Re: Apache Nifi - How to productionize dataflows in Nifi (Alerts,Monitoring & reporting)

New Contributor

The first option would be scalable if you were to create a dedicated process group for alerts and route all status FlowFiles into it. It could be configured once and support all flows.

The second option is especially useful if you have other solutions that need monitoring and alerting. Many operations teams use Solr and Banana for monitoring, alerting, and log search across all production environments. NiFi can be used to feed in log data and metrics to provide a single source of truth and a unified dashboard for everything (e.g. NiFi, web applications, ETL, databases, etc.). MiNiFi can be used to extract log files.

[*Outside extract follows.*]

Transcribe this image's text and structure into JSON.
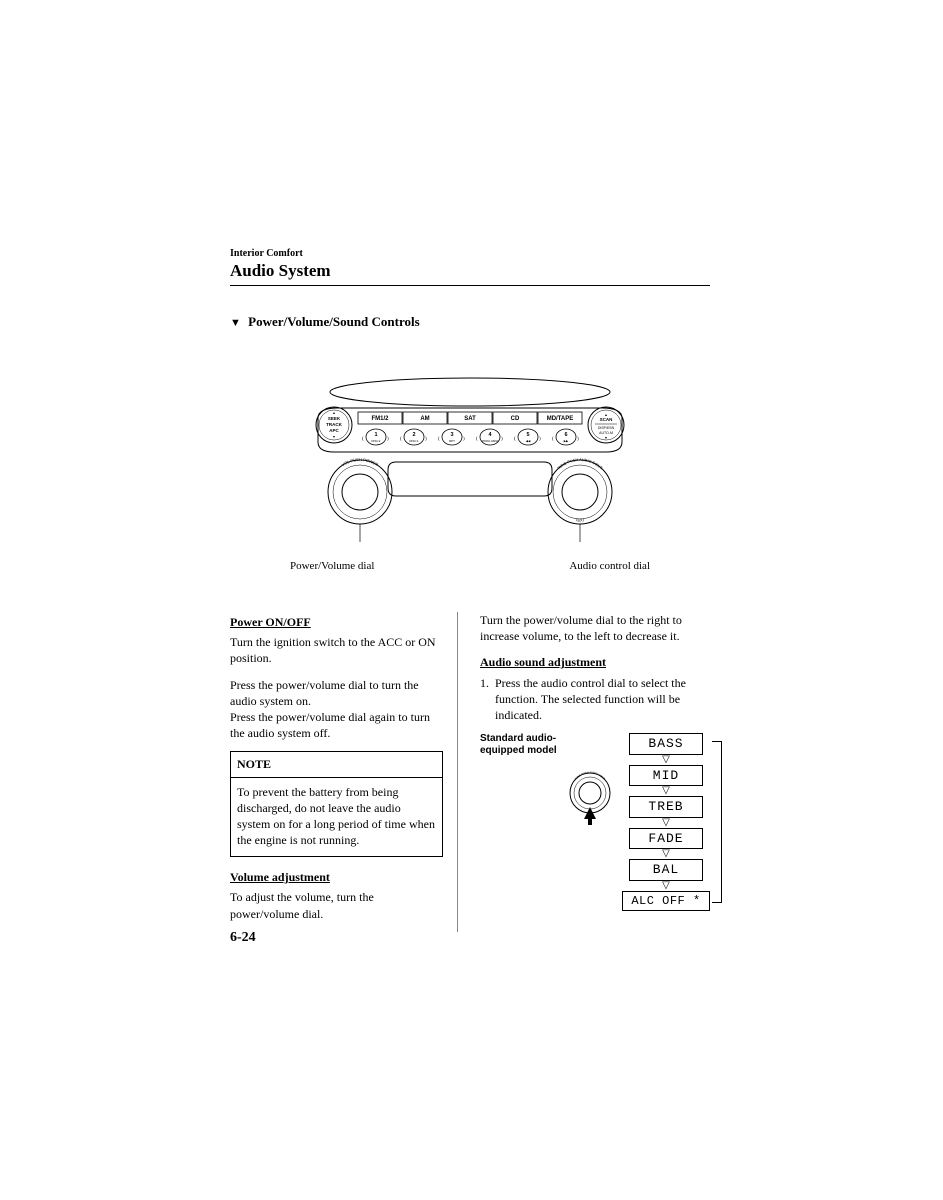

The information you need to index would depend on your needs. NiFi has built in provenance and flow analytics, so try not to reinvent the wheel. I would imagine failure/success, error code, error message, the last processor ID, FlowFileID, lineage duration, and some content specific dimensions (e.g. source system) would be a good place to start. The FlowFileID could then be used for provenance search within NiFi if you need to go deeper.

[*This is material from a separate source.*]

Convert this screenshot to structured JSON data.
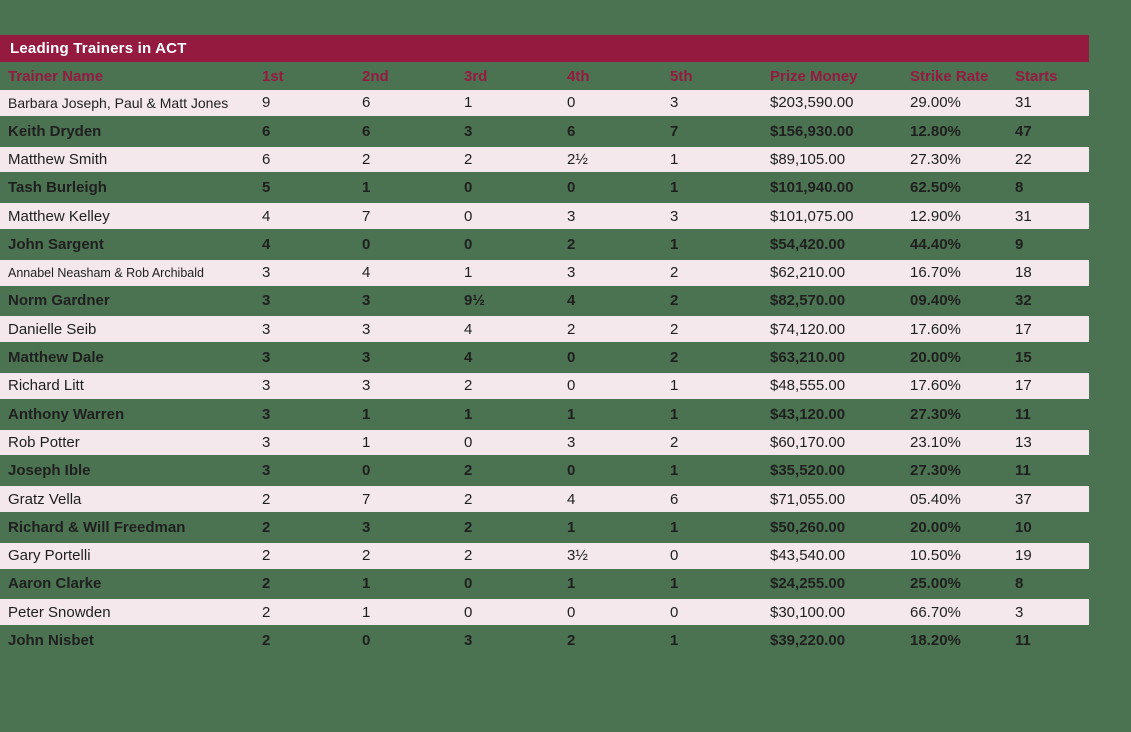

Re: Apache Nifi - How to productionize dataflows in Nifi (Alerts,Monitoring & reporting)

Contributor

Thanks Sam Hjelmfelt for your response,

- First option is the easiest to implement, where you would need to change the flow to enable alerting. Also not all processors have failure relationships (ListSFTP). Also we endup getting duplicate emails (link).

- Would be great if you could suggest approach for retrieving these metrics: 'failure/success, error code, error message, the last processor ID, FlowFileID, lineage duration, and some content specific dimensions (e.g. source system)'. Do I need to do provenance search through API?

Thanks

Obaid

Re: Apache Nifi - How to productionize dataflows in Nifi (Alerts,Monitoring & reporting)

New Contributor

Can you share now this evolved for you? I have similar needs, trying to take nifi into production and looking for ways to monitor it - alerting through a central monitoring tool if flows are not running as expected.